I did do better in a lot of ways after that in most of my relationships. My friendships were much better, I looked for people who were honest and open about themselves. That is not to say that I have not had my share of bad relationships since then, I have. People have thrown things back in my face that I had told them in a moment of vulnerability, yet it has not stopped me from trying to be more open with the people that come into my life.
The reason that I told all of that heart wrenching story is this, I had to change my internal dialogue about a lot of things when I left home, you see I was flawed, I had major trust issues, I had problems letting people in, I was letting the wrong people in when I was making friends or establishing relationships. I was brought up to believe that I was only supposed to find someone to marry and to have babies and that was it, there was to be no more to my life. I wasn’t supposed to go out and be a world changer, not that I think that I am now, but if I can help change just one life I am really good with that. How boring would my life have been if I would have just lived with the status quo? That anyone who was gay was bad, that anyone of another race was lower than me, that I was only supposed to be a wife and mother to the first guy willing to marry me? If I would not have been able to change this type of thinking I would not be where I am today with the wonderful beautiful chosen family and the amazing relationships that I have.

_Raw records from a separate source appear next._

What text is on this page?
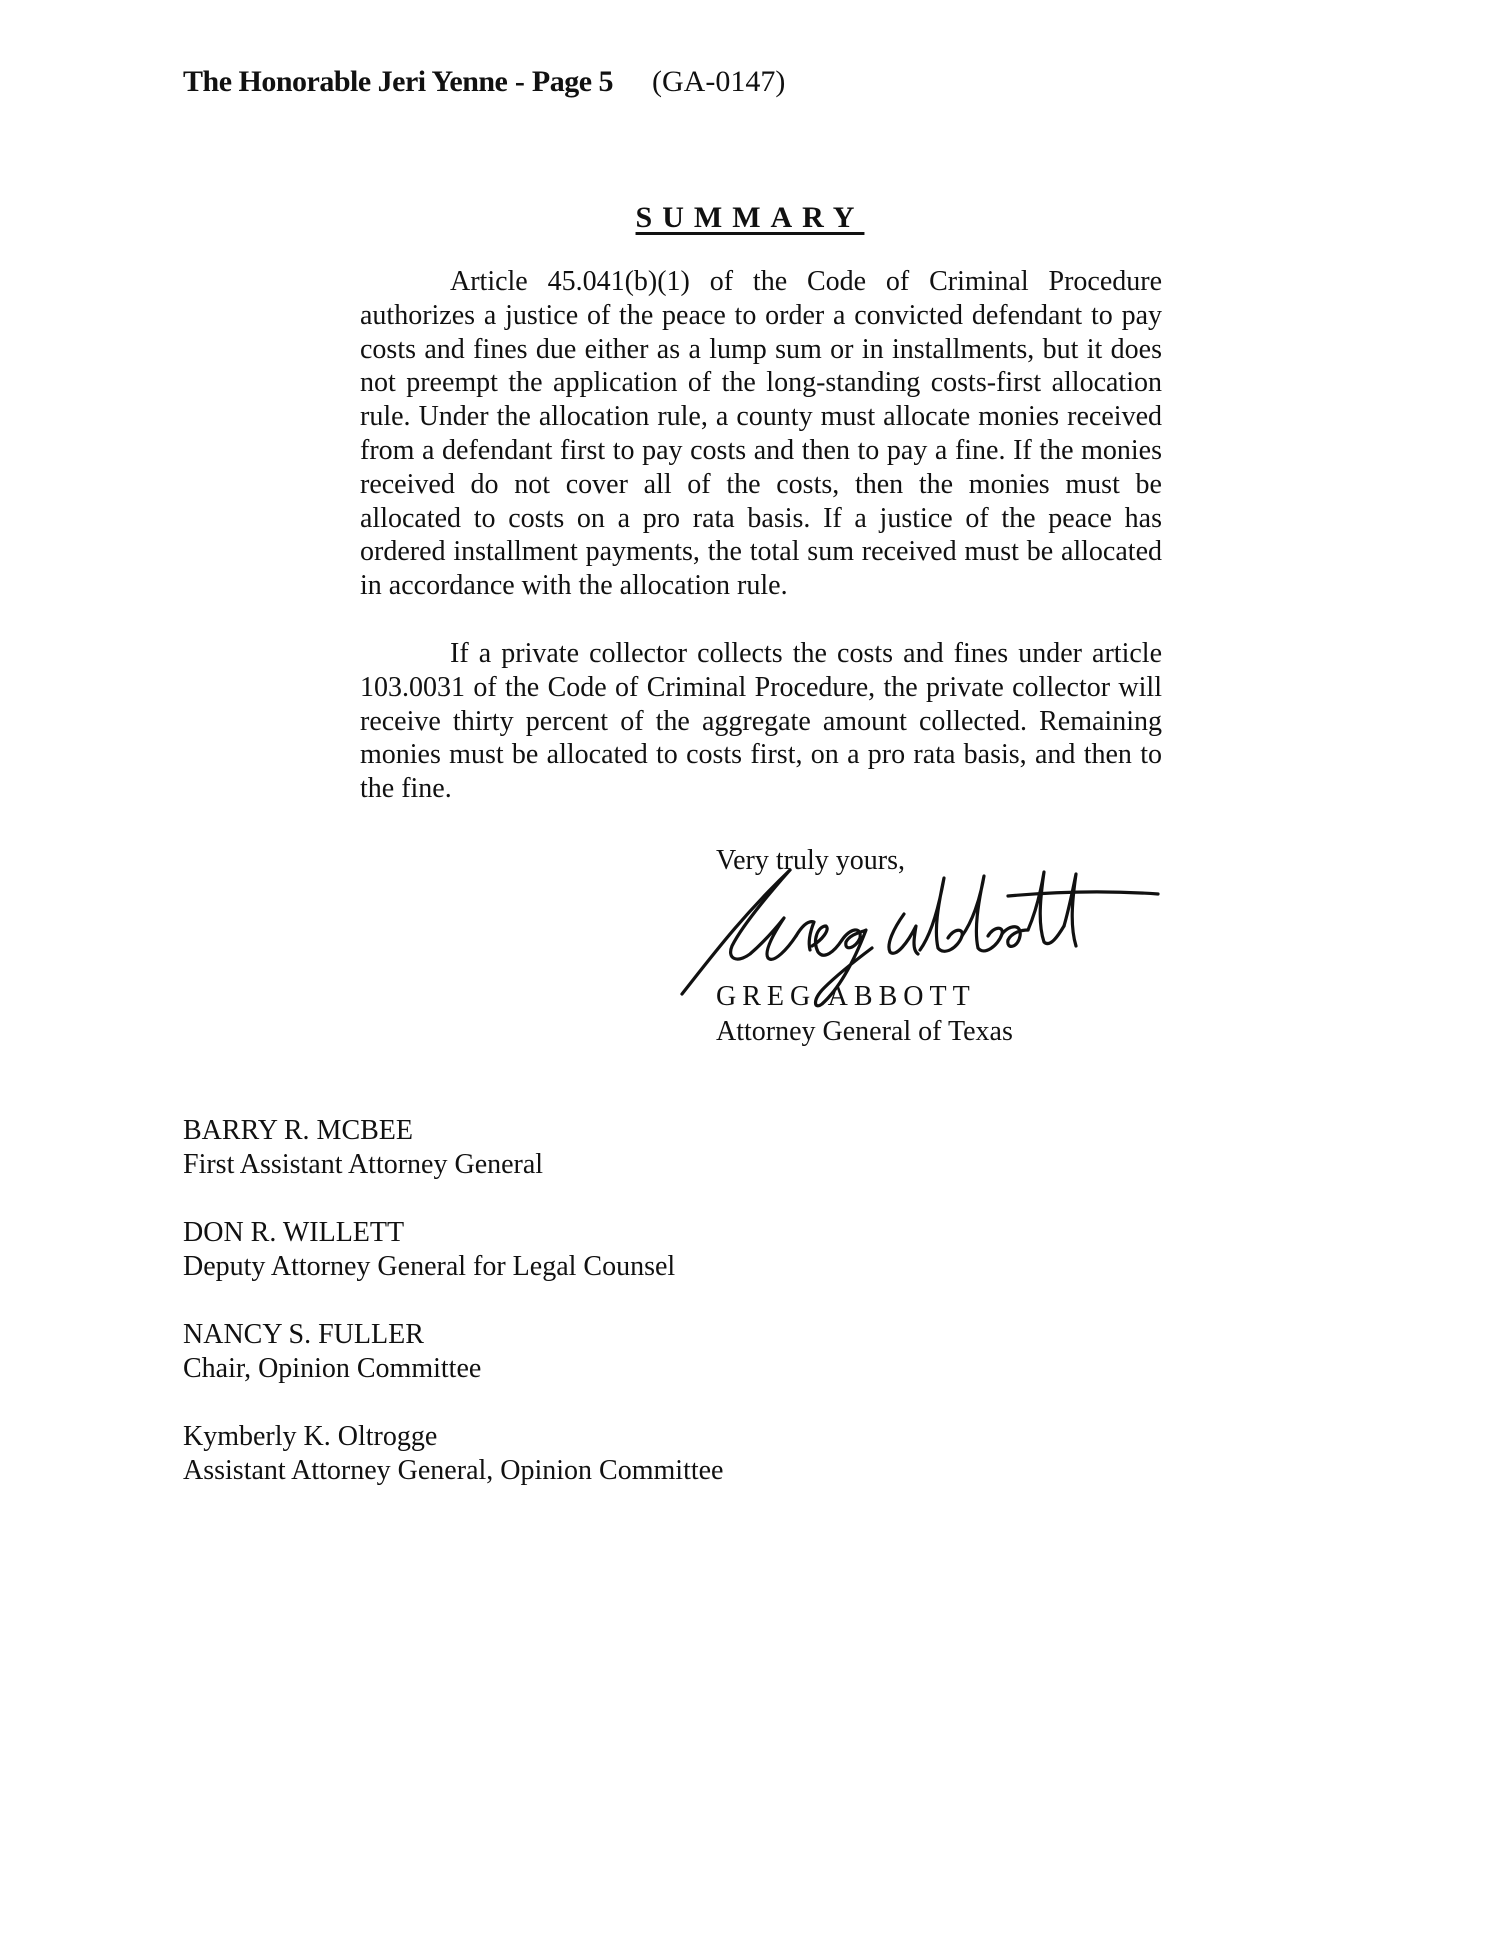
The Honorable Jeri Yenne - Page 5 (GA-0147)
SUMMARY

Article 45.041(b)(1) of the Code of Criminal Procedure authorizes a justice of the peace to order a convicted defendant to pay costs and fines due either as a lump sum or in installments, but it does not preempt the application of the long-standing costs-first allocation rule. Under the allocation rule, a county must allocate monies received from a defendant first to pay costs and then to pay a fine. If the monies received do not cover all of the costs, then the monies must be allocated to costs on a pro rata basis. If a justice of the peace has ordered installment payments, the total sum received must be allocated in accordance with the allocation rule.

If a private collector collects the costs and fines under article 103.0031 of the Code of Criminal Procedure, the private collector will receive thirty percent of the aggregate amount collected. Remaining monies must be allocated to costs first, on a pro rata basis, and then to the fine.

Very truly yours,
GREG ABBOTT
Attorney General of Texas
BARRY R. MCBEE
First Assistant Attorney General
DON R. WILLETT
Deputy Attorney General for Legal Counsel
NANCY S. FULLER
Chair, Opinion Committee
Kymberly K. Oltrogge
Assistant Attorney General, Opinion Committee
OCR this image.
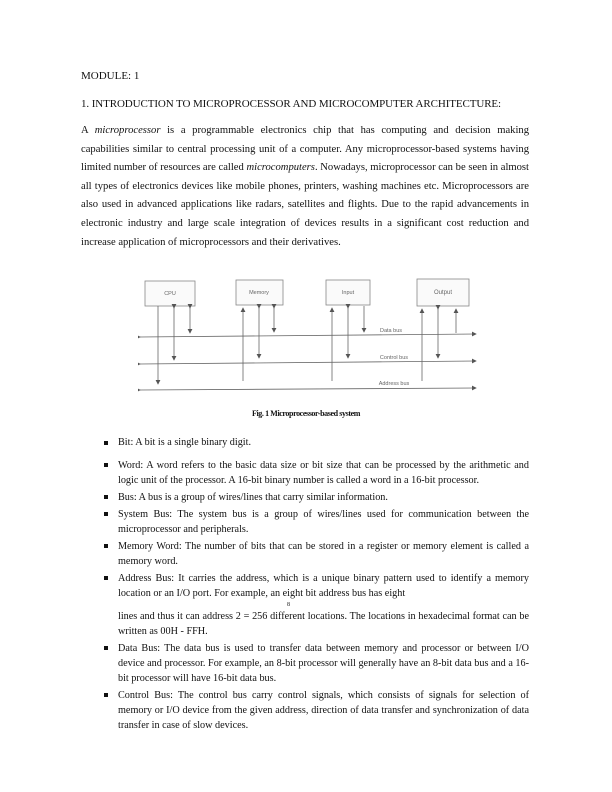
MODULE: 1
1. INTRODUCTION TO MICROPROCESSOR AND MICROCOMPUTER ARCHITECTURE:
A microprocessor is a programmable electronics chip that has computing and decision making capabilities similar to central processing unit of a computer. Any microprocessor-based systems having limited number of resources are called microcomputers. Nowadays, microprocessor can be seen in almost all types of electronics devices like mobile phones, printers, washing machines etc. Microprocessors are also used in advanced applications like radars, satellites and flights. Due to the rapid advancements in electronic industry and large scale integration of devices results in a significant cost reduction and increase application of microprocessors and their derivatives.
CPU	Memory	Input	Output
Data bus
Control bus
Address bus
Fig. 1 Microprocessor-based system

Bit: A bit is a single binary digit.

Word: A word refers to the basic data size or bit size that can be processed by the arithmetic and logic unit of the processor. A 16-bit binary number is called a word in a 16-bit processor.

Bus: A bus is a group of wires/lines that carry similar information.

System Bus: The system bus is a group of wires/lines used for communication between the microprocessor and peripherals.

Memory Word: The number of bits that can be stored in a register or memory element is called a memory word.

Address Bus: It carries the address, which is a unique binary pattern used to identify a memory location or an I/O port. For example, an eight bit address bus has eight
8
lines and thus it can address 2 = 256 different locations. The locations in hexadecimal format can be written as 00H - FFH.

Data Bus: The data bus is used to transfer data between memory and processor or between I/O device and processor. For example, an 8-bit processor will generally have an 8-bit data bus and a 16-bit processor will have 16-bit data bus.

Control Bus: The control bus carry control signals, which consists of signals for selection of memory or I/O device from the given address, direction of data transfer and synchronization of data transfer in case of slow devices.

I have come a long way from the girl that I was all those years ago and grown so much in so many ways, now don’t get me wrong, there are still days when I still struggle with that internal dialogue trying to creep in and give me negative thoughts about myself or others. When that happens, I have to take time for myself to try to find something beautiful either in the other person or in myself and to remember that we are all beautiful in our own unique way and that we are not just one or two things, we are a sum total of things that makes us who we are as people.
Please take a few moments to think about your own internal dialogue and evaluate how you are talking to not only yourself but to and about those around you. Find something good in both yourself and others, it will change the way you look at things. This can be very powerful for you and potentially change your life as it did mine.
Thank you for taking the time to read this, I hope that my story has helped you in some way.